Rules for personal projects

Rules I try to adhere to when working on my personal stuff. They might not apply to you, but I have my reasons, so consider them.

  1. There should be a one-line command in the root of the checkout called run that starts the thing and does something useful. If it’s a web server it should start on some high-numbered port that’s unique to this particular project (so I can work on more than one and not care) and it should print the URL it’s running on so I can Command-double-click it and see something useful. It should also start anything else that needs to be running for the service to work. If I ctrl-C it, it should die nicely.

  2. There should be a one-line command to grab the current deployed ‘live’ database/state, or something close to it, and pull it to the local machine. That way I can debug problems that are happening to live. Ideally this command is the same for all my projects.
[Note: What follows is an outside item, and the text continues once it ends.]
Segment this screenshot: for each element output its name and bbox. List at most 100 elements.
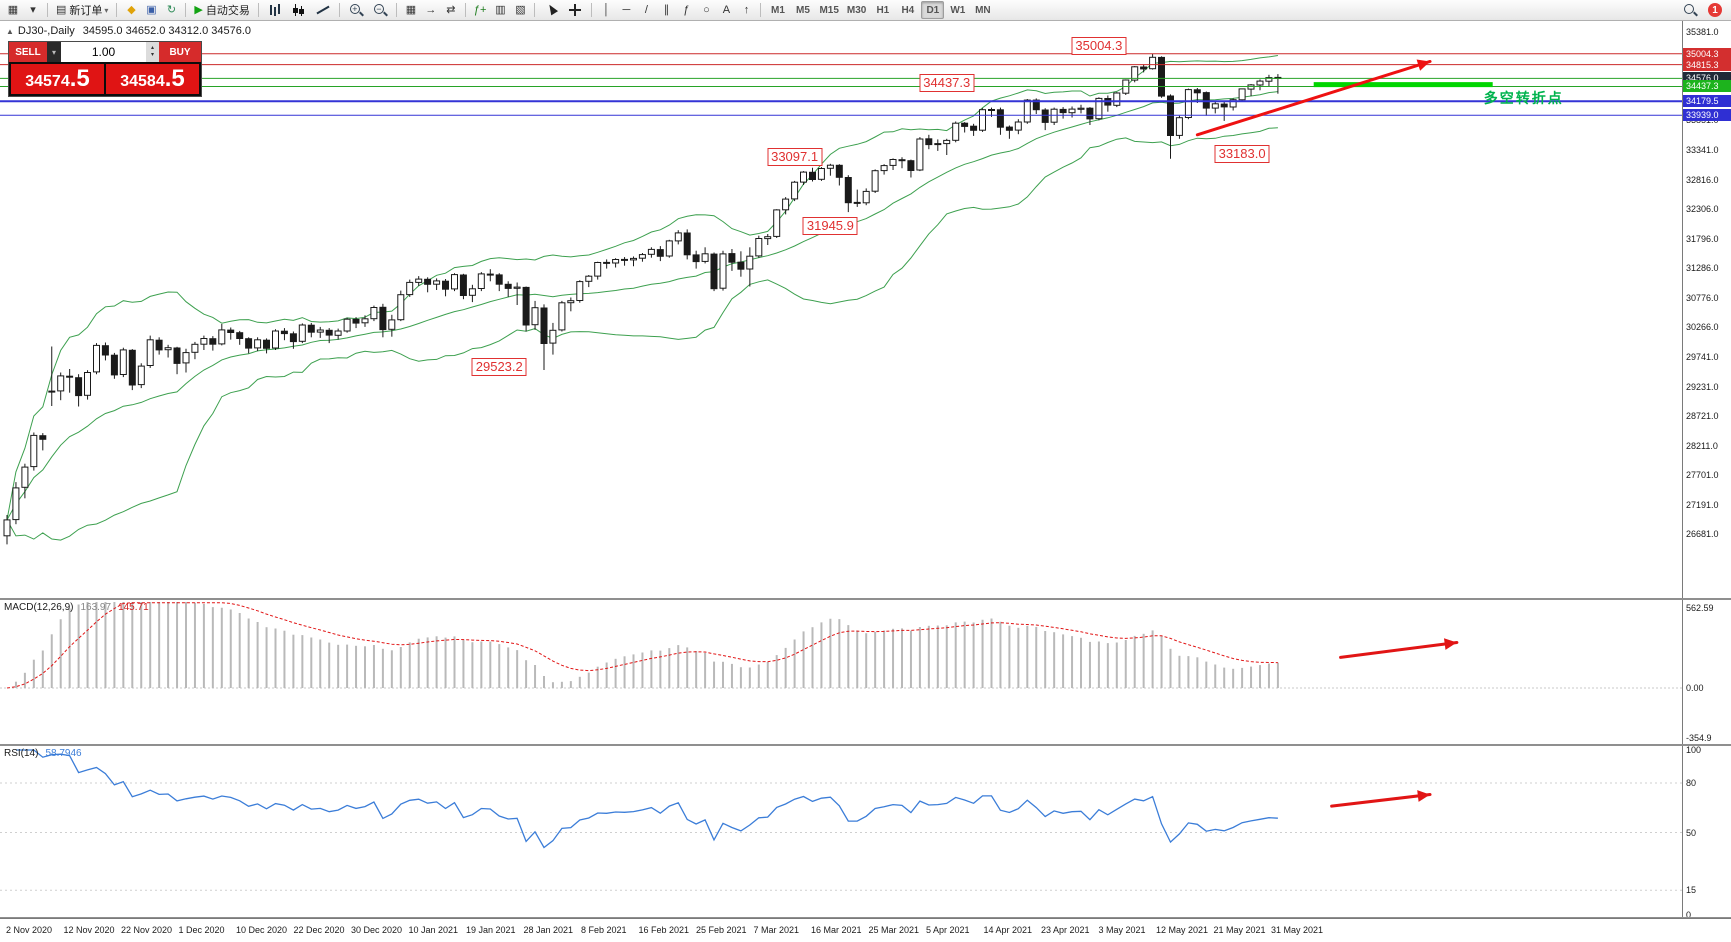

  3. There should be a one-line command that deploys the service to live (assuming there is a live). The service must ONLY be deployed with this command. It should do everything required to get the current version onto the live server - no multi-step fiddling. I’m not picky between “rsync local codebase” or “check out from Github to remote server” as long as what it’s doing is obvious and consistent. Again, this command should be the same for all projects.

  4. There should be a requirements.txt (Python) or a Makefile.PL (Perl) – or whatever the language I happen to be working in at the time uses as it’s local equivalent – in the local directory, and it should be an accurate and complete list of the project’s dependencies. (In fact, the deploy command from Rule 3 should use it to build the environment on every deploy.) Bootstrapping a mostly clean local environment to a working state should be a single command. This command should be the same for all projects.
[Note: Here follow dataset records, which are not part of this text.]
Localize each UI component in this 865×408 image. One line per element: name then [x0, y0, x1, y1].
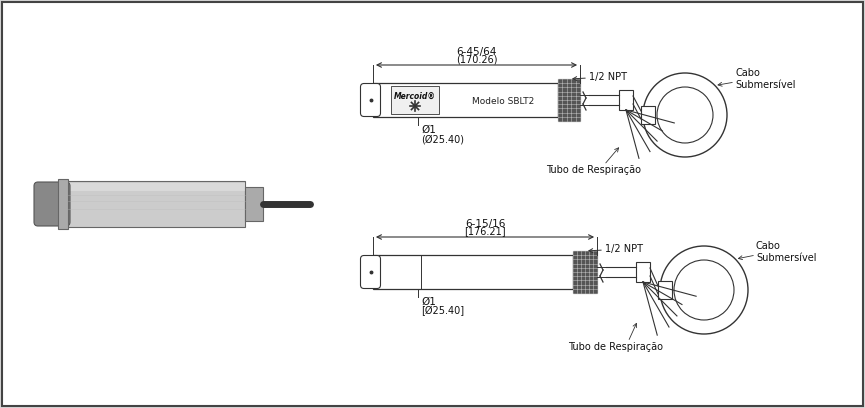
Text: Cabo
Submersível: Cabo Submersível: [735, 68, 796, 90]
Text: Ø1: Ø1: [421, 125, 436, 135]
Bar: [573, 251, 597, 293]
Text: 1/2 NPT: 1/2 NPT: [589, 72, 627, 82]
Bar: [373, 255, 573, 289]
Text: Tubo de Respiração: Tubo de Respiração: [568, 342, 663, 352]
Bar: [636, 262, 650, 282]
FancyBboxPatch shape: [361, 255, 381, 288]
FancyBboxPatch shape: [34, 182, 70, 226]
Bar: [658, 281, 672, 299]
Text: [176.21]: [176.21]: [465, 226, 506, 236]
Bar: [245, 187, 263, 221]
Bar: [641, 106, 655, 124]
Bar: [619, 90, 633, 110]
Text: Modelo SBLT2: Modelo SBLT2: [472, 97, 534, 106]
Text: Ø1: Ø1: [421, 297, 436, 307]
Text: (170.26): (170.26): [456, 54, 497, 64]
Text: Mercoid®: Mercoid®: [394, 91, 436, 100]
Bar: [373, 83, 558, 117]
Text: 6-15/16: 6-15/16: [465, 219, 505, 229]
Text: 1/2 NPT: 1/2 NPT: [605, 244, 643, 254]
Bar: [60, 183, 245, 191]
Bar: [58, 179, 68, 229]
Text: [Ø25.40]: [Ø25.40]: [421, 306, 465, 316]
Bar: [60, 181, 245, 227]
Bar: [558, 79, 580, 121]
Text: Tubo de Respiração: Tubo de Respiração: [547, 165, 642, 175]
Bar: [391, 86, 439, 114]
Text: 6-45/64: 6-45/64: [457, 47, 497, 57]
Text: (Ø25.40): (Ø25.40): [421, 134, 464, 144]
FancyBboxPatch shape: [361, 84, 381, 117]
Text: Cabo
Submersível: Cabo Submersível: [756, 241, 817, 263]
  5. I’m allowed to assume a certain set of local running services. Databases and Redis and a system Python. Everything that’s peculiar to this project needs to be deployed according to Rule 4.

There’s a theme here. I don’t work on my personal stuff a lot. There are gaps between sessions of a few weeks, months sometimes. I do not want to spend time remembering how to do any of the incredibly boring boilerplate crap that is associated with coding. I want to cd into the folder, run a command that I know will be there no matter what the project is, and have it work. When I’ve fixed the problem or added a feature, I want to run a single other command and have the working code on the live server without having to remember anything fiddly about this particular setup.

Deployment is a particular bugbear of mine. I hate sysadmin stuff, so I spend a large amount of my time automating it out of existence. DEPLOYING YOUR CODEBASE SHOULD BE EASY AND CHEAP AND FOOLPROOF. Easy, so you can do it whenever you want. Cheap, so you’re never afraid to do it whenever you want. And foolproof, so you don’t leave a step out and break things.

Yes, these rules also apply to your day job projects.

No, I don’t manage them all perfectly. ASPIRE, GODDAMNIT.